Larbaud, 1946, pp. 82-83
Il est frustrant de ne pas disposer du reste du travail de retraduction proprement dit. En d’autres termes, il est dommage que n’aient pas été conservées des pages similaires à la page 61, celles de la première édition remaniée qui nous auraient permis de comprendre, en les comparant avec le manuscrit L, quelles solutions relèvent d’une intervention instinctive (ne comportant pas de ratures et de remises en question) et donc de déterminer le caractère « pulsionnel » de certains ajustements (Henrot Sostero, 2020, p. 19). La spécificité du brouillon de traduction de la page 61 nous a fourni de nombreuses données utiles pour l’analyse stylistique. La limite de ce brouillon reste toutefois sa partialité, ce qui nous oblige à interroger d’autres sources d’information complémentaires afin de dresser un portrait complet du travail de retraduction de Larbaud. Après avoir traité le paratexte, nous nous proposons de nous pencher sur l’analyse des deux versions dans leur ensemble.

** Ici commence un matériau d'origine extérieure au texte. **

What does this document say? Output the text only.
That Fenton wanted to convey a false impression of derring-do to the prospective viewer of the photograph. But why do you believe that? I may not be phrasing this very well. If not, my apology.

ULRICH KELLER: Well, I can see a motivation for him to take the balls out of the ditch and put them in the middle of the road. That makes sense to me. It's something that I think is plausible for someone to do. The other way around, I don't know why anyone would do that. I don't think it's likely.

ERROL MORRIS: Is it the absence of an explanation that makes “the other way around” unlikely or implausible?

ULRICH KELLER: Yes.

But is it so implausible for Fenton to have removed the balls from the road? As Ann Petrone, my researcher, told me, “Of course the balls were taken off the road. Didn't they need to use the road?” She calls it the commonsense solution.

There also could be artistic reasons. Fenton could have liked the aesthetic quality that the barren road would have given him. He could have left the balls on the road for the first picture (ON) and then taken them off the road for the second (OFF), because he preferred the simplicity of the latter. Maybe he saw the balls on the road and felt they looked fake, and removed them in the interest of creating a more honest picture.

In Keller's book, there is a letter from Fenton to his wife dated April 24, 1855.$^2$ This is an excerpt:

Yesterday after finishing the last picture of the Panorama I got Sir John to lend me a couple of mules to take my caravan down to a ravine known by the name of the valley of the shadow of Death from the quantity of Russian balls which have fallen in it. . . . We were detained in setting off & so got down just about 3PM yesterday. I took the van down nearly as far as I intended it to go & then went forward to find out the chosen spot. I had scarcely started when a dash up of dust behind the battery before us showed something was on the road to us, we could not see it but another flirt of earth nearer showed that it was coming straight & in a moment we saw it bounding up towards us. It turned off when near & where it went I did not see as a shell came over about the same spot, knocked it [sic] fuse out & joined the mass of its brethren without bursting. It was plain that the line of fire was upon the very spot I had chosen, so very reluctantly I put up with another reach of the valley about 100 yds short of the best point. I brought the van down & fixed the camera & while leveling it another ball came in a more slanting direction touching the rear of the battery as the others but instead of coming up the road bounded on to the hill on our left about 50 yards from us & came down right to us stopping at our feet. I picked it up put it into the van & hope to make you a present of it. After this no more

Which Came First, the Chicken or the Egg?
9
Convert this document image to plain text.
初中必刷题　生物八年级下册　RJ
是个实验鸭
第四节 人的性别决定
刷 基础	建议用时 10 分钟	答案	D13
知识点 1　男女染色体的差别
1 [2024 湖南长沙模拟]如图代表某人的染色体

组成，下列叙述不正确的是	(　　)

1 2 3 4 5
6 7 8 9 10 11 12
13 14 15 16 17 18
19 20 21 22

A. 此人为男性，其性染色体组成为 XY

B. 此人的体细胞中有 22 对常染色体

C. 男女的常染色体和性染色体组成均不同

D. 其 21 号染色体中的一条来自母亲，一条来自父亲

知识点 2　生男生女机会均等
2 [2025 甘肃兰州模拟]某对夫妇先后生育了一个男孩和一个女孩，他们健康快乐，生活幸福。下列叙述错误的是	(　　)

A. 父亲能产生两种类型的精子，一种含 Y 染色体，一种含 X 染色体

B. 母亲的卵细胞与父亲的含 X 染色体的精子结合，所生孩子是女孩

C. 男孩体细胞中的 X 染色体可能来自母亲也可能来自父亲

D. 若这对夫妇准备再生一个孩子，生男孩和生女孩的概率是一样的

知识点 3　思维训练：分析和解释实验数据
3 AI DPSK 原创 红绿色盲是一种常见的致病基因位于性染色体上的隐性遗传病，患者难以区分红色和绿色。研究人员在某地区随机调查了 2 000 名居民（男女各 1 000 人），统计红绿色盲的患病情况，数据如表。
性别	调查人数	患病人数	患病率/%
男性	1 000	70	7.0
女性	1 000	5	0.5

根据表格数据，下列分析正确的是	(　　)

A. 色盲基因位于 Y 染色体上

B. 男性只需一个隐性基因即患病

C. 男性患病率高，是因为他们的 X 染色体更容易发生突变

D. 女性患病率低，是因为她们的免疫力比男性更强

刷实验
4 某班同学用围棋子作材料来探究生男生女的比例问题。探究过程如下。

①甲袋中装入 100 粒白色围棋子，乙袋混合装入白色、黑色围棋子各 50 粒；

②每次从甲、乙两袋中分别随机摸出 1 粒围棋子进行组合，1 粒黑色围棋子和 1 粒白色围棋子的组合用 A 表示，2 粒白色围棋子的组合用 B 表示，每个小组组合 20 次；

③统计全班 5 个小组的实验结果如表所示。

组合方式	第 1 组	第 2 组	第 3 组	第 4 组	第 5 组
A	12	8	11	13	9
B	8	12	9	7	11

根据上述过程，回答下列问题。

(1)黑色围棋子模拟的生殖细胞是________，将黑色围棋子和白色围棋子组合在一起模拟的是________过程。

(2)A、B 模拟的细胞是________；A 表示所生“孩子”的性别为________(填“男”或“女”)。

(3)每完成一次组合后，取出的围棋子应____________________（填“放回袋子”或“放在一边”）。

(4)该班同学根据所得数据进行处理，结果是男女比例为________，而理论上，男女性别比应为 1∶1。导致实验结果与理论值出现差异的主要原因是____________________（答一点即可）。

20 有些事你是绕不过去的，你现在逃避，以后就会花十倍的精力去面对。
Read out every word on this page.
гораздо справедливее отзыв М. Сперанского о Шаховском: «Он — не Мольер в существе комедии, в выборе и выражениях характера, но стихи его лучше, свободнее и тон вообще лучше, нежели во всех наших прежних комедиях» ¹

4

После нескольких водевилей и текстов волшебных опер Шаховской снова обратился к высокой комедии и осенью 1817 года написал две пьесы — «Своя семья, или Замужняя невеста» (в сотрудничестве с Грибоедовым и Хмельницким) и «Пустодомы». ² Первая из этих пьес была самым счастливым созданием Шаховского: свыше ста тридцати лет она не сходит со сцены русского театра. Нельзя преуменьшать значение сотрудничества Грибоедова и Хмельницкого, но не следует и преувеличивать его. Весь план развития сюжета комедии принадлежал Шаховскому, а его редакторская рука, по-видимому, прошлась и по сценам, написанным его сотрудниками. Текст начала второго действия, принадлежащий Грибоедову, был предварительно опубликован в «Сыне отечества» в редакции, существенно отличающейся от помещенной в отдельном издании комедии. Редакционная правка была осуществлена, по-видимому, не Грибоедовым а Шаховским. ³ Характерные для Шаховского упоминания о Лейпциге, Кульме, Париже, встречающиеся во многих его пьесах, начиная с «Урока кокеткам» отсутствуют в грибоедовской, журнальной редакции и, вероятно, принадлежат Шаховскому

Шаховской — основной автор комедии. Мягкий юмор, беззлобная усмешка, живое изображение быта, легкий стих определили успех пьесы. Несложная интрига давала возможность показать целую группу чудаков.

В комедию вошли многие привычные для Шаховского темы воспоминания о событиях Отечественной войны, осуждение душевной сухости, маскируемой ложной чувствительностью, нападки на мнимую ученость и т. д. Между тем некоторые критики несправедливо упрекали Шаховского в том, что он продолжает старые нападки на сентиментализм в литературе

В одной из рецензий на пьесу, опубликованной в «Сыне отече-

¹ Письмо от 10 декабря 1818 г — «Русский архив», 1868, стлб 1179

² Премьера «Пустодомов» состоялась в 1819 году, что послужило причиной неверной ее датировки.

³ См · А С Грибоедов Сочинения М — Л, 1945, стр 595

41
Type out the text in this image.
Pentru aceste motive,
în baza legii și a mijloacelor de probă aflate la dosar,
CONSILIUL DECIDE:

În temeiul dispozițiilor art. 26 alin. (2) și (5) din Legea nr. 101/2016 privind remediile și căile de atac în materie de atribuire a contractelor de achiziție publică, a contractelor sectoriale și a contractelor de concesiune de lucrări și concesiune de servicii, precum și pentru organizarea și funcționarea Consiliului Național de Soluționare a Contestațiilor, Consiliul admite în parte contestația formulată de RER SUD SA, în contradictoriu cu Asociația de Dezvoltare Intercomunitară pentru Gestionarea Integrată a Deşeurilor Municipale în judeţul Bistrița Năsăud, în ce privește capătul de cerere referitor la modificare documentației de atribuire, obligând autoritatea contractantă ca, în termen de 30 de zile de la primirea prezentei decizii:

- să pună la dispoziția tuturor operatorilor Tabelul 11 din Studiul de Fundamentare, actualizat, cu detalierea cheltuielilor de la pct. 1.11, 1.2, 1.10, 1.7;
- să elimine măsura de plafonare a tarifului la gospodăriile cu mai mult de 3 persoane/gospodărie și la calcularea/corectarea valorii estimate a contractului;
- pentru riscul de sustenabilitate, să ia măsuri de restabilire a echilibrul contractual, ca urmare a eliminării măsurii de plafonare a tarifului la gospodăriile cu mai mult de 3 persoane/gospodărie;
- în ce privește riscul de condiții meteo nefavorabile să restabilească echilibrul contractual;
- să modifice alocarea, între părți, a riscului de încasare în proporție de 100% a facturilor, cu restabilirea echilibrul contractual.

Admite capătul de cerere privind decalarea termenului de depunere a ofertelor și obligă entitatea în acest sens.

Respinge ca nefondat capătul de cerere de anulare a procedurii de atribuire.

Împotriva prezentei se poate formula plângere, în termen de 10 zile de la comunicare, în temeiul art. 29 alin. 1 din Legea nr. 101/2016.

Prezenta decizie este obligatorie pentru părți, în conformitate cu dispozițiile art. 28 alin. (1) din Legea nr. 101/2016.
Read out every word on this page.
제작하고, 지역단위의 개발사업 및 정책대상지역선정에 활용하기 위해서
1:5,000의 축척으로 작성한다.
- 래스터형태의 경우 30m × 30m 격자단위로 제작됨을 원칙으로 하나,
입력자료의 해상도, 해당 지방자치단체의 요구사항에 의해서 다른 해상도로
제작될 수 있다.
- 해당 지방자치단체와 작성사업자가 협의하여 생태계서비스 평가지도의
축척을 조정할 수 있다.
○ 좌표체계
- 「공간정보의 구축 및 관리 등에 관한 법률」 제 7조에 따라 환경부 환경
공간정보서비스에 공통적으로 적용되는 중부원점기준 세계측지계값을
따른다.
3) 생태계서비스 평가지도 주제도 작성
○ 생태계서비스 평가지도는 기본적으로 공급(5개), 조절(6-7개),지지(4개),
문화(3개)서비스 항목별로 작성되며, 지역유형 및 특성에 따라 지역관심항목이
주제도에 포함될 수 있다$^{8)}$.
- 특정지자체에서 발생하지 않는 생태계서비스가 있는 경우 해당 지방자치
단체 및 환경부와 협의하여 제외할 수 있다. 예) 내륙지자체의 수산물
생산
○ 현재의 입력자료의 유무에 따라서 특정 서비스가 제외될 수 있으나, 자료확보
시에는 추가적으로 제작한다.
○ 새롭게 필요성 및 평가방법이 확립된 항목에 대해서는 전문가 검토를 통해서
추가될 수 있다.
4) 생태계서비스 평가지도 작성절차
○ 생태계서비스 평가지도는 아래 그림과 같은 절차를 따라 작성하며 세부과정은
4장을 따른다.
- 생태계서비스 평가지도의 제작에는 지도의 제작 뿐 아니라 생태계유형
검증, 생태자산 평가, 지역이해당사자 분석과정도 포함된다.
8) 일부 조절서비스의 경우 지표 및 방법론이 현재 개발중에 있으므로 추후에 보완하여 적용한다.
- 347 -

3. Analyse contrastive des deux versions
Comme nous l’avons déjà observé, il est rare de repérer une suite de trois vers ou plus de la « Chanson » sans aucune variation par rapport à la « Complainte »; au contraire, la « Chanson » donne de nombreux exemples de vers complètement modifiés. L’un des principaux traits distinctifs relevés dans la deuxième édition consiste en une plus grande rigueur dans le choix du vocabulaire, comme nous l’avons vu dans notre analyse. Le Tableau 7 propose un autre aperçu emblématique, tiré cette fois de la première partie du poème:
Tableau 7
Un aperçu lexical emblématique
Certains cas sont effectivement des rectifications d’inexactitudes. On peut en souligner deux en particulier : la première concerne l’expression « glittering eye » qui est presque une épithète, une métonymie du vieux marin car elle en donne immédiatement une image exhaustive. On retrouve l’expression au vers 3 et ensuite au vers 13, que nous avons cité, mais le regard du marin réapparaît à nouveau, comme une obsession, au vers 20 (« the bright-eyed Mariner »). Dans la première version, Larbaud utilisait l’adjectif « brillant » dans les trois occurrences; dans la seconde, il le diversifie une seule fois, au vers 13. « Étincelant » ne contient pas non plus la nuance de « charme » du verbe « to glitter », mais il est certainement moins banalisant et l’image des étincelles qui jaillissent des yeux a quelque chose de bien plus magique. La deuxième inexactitude concerne la traduction du mot « will » au vers 16 : « the Mariner hath his will » > « Le Marin a ce qu’il voulait » (identique dans les deux versions). La version française ne rend pas du tout l’accomplissement du sortilège du marin, c’est-à-dire la privation de volonté dont est victime l’invité du mariage. Nous avons mené ici une analyse à la loupe qui cherche les failles, mais en réalité Larbaud recourt à d’autres moyens pour créer cette atmosphère enchanteresse : nous avons vu la personnification de la Tempête et la retraduction de « wondrous », mais on peut en évoquer d’autres : le rythme chantant obtenu par l’alternance de vers courts et longs, l’emploi du passé simple qui crée une grande distance temporelle, les jeux phoniques en style léonin, avec leur effet chantant, la récurrence de certains alexandrins parfaits qui produisent une élévation lyrique; nous examinerons plus loin et en détail ces aspects formels, mais il est temps d’ouvrir une parenthèse générale sur cet effet hypnotique.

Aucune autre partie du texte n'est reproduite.